OPINIÓN

Ciudad de México.- Un temblor. Un montaje noticioso. Un clasi-racista exhibido. Un polémico viaje al extranjero. Una mega empresa doblando las manos. Un atentado.

Tan obvio como que ya empezó la carrera rumbo a las elecciones intermedias es que en la CDMX opera el crimen organizado.

Sin embargo, pareciera que las detenciones de personajes connotados del Cártel de Tláhuac, de las uniones y desuniones de Tepito, además de los grupos delictivos señalados en el informe del General Luis Cresencio Sandoval, no fueron pruebas contundentes de la existencia del CO en la CDMX.

Tal vez por eso, también connotadas “personalidades” de la opinocracia nacional mostraron su desmedido horror ante el atentado contra el Secretario de Seguridad Ciudadana, Omar García Harfuch.

Es verdad que la violencia de alto impacto tiende a horrorizar, ese es uno de sus objetivos. Y sí, siempre será lamentable la pérdida de vidas humanas, sin duda.

Pero es francamente desalentador el chilangocentrismo mostrado por estas personalidades expertas en opinar. Su horror, el escándalo de sus argumentos hablan de “su” primera vez.
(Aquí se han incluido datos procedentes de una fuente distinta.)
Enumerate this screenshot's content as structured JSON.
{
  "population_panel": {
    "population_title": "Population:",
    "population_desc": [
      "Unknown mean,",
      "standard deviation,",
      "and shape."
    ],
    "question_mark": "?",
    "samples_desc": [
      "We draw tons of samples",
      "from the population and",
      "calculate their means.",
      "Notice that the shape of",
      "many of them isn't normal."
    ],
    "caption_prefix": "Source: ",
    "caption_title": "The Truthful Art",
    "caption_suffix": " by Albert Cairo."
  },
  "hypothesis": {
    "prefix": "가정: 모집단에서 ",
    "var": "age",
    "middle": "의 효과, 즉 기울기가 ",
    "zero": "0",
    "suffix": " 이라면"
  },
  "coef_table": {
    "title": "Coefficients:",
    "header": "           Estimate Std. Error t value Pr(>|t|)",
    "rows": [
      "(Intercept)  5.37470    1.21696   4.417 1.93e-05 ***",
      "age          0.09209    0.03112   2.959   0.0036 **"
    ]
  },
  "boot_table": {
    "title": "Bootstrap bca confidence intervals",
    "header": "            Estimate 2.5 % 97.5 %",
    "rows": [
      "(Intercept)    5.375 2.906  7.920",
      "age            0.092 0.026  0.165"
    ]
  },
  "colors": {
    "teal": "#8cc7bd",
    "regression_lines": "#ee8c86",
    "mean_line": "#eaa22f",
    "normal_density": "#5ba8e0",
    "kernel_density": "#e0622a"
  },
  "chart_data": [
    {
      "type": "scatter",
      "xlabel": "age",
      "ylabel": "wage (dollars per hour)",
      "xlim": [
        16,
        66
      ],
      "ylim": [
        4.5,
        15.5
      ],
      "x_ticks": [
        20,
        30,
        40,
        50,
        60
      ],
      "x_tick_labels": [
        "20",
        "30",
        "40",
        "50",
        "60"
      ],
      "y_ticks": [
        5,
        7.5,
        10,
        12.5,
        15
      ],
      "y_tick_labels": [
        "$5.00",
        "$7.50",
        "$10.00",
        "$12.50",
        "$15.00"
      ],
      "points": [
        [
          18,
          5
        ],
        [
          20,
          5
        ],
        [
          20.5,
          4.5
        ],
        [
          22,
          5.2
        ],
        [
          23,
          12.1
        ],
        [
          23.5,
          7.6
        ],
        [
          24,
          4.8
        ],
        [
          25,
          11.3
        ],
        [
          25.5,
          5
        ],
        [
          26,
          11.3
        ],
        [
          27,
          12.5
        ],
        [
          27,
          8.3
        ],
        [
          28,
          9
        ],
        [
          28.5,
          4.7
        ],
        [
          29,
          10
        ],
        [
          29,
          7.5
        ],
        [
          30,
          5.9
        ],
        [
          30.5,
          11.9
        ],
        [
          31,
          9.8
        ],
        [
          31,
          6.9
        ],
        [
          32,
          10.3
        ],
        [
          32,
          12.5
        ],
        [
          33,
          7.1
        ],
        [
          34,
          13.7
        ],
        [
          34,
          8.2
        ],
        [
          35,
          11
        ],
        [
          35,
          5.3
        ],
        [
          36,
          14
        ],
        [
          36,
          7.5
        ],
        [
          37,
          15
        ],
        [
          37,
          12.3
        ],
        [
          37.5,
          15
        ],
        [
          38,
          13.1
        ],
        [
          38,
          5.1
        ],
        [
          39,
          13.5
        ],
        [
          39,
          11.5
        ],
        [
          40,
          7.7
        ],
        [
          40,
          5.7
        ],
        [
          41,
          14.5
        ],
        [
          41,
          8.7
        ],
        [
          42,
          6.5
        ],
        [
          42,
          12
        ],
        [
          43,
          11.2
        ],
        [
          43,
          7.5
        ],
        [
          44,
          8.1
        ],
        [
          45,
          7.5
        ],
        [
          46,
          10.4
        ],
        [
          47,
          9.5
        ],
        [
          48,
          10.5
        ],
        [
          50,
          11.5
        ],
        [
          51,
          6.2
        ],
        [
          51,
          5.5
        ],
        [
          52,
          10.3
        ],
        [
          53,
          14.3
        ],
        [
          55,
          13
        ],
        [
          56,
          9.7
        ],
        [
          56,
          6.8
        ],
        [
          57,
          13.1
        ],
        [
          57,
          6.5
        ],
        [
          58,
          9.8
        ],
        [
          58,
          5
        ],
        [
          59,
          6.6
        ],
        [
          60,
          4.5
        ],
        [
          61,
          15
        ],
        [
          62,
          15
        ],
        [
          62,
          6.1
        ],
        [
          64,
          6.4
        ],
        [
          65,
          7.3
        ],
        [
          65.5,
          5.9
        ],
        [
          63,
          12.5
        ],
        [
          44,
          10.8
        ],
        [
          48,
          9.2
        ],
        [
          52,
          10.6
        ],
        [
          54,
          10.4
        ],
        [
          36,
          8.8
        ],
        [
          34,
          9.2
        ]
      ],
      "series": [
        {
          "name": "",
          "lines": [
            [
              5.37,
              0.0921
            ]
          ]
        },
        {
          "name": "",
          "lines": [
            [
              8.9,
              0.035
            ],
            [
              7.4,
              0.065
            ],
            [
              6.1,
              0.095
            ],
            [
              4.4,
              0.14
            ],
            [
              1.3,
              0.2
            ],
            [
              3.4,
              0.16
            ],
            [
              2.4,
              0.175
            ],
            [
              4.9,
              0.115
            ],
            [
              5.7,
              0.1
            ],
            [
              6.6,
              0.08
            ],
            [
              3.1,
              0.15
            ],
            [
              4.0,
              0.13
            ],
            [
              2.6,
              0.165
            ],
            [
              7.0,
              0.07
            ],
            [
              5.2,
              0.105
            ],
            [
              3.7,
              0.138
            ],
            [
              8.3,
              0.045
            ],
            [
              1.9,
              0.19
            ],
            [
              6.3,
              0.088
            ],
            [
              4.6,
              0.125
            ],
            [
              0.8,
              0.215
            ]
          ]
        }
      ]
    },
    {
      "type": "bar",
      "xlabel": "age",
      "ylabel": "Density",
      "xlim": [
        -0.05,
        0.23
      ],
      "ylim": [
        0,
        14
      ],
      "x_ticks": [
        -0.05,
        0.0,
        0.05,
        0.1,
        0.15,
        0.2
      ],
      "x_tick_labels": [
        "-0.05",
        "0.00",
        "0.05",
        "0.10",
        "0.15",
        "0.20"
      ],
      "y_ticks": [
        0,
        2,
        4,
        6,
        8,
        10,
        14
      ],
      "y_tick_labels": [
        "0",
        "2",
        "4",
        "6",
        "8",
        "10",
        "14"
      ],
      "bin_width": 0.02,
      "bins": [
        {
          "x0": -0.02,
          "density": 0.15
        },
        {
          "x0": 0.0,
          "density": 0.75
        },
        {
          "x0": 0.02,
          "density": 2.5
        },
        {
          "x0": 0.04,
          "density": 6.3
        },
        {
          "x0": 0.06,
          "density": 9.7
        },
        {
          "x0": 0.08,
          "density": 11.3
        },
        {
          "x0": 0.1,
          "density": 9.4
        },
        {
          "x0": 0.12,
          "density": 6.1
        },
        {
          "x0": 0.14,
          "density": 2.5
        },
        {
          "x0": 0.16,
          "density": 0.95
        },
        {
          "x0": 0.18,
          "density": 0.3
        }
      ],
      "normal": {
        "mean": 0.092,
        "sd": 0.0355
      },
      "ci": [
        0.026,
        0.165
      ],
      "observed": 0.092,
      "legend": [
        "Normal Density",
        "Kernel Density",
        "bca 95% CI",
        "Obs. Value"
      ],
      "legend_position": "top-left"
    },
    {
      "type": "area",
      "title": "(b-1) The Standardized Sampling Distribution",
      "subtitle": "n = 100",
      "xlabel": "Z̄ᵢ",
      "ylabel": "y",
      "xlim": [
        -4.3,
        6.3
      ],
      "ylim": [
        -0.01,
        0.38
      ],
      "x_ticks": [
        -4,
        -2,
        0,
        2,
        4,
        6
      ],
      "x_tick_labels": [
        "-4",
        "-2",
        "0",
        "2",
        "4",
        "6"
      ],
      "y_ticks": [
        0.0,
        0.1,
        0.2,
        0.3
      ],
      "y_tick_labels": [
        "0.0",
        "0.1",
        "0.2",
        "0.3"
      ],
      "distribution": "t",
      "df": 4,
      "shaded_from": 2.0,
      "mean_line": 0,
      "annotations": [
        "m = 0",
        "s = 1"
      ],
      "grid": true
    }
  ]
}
“Francamente peligroso”. “Hechos nunca vistos”. “Ahora sí pasamos al lado oscuro”. Fueron algunas de las frases empleadas para referirse al atentado.

Resalta que esa consternación, un poco aderezada por su talante opositor, relate el hecho como si fuera la primera vez que en México se comete un atentado.

Ciudades como Veracruz, Xalapa, Córdoba, Tampico, Nuevo Laredo, Culiacán, Hermosillo, Cuidad Juárez, entre otras, han vivido y atestiguado muy de cerca y desde hace muchos años, ese tipo de violencia de alto impacto.

Pero eso no parece haberlos impactado ni antes ni ahora. Tal vez no leen la nota roja. Quizá pensaron que CDMX era una zona vedada, respetada por los cárteles que operan en todo el mundo, menos ahí; que tienen una red de distribución y operación exitosa, que se mete como el agua en todos los continentes, menos ahí.

Pensar que un atentado cometido en la CDMX, por añadidura en una de las zonas de más alta plusvalía de América latina, tuviera el lamentable honor de marcar un antes y un después de la violencia y la inseguridad que se vive en México, es tan desalentador como insensible, porque los otros 103 millones de habitantes que no vivimos en esa ciudad, tenemos años padeciéndolo.

Hace más de 10 años que la gran mayoría de los mexicanos vivimos atemorizados, nos sentimos vulnerados; nuestra forma de habitar la cotidianidad se vio alterada por la violencia que azota nuestras ciudades. Hemos dispuesto mecanismos de defensa y prevención, cambiado nuestros hábitos, modificado la conducta y nuestra forma de relacionarnos para sentirnos más tranquilos.

Meses atrás me vi dándole consejos a una querida amiga que vive en Celaya. Todo se basaba en mi experiencia personal y las redes comunitarias que establecimos como mecanismo informativo y de defensa, cuando el crimen y la violencia hicieron de mi ciudad un campo de guerra.

Comprendo profundamente el miedo y la vulnerabilidad que hoy sienten los habitantes de la CDMX y estos señores dedicados a opinar, pero me horroriza la indiferencia mostrada ante el dolor de gente como yo, que escapa a la comprensión de su análisis y al interés de su visión por el simple hecho de vivir en otra ciudad.

Tal vez, sólo tal vez, saber que el sicariato opera en la esquina de su casa y sentir ese miedo hondo, los obligue a reflexionar más profundamente, por encima de sus intereses personales, sobre la transformación de México.

Por cierto, nadie habla del fallido atentado con bomba contra la refinería de Salamanca, que presuntamente desmanteló el ejército.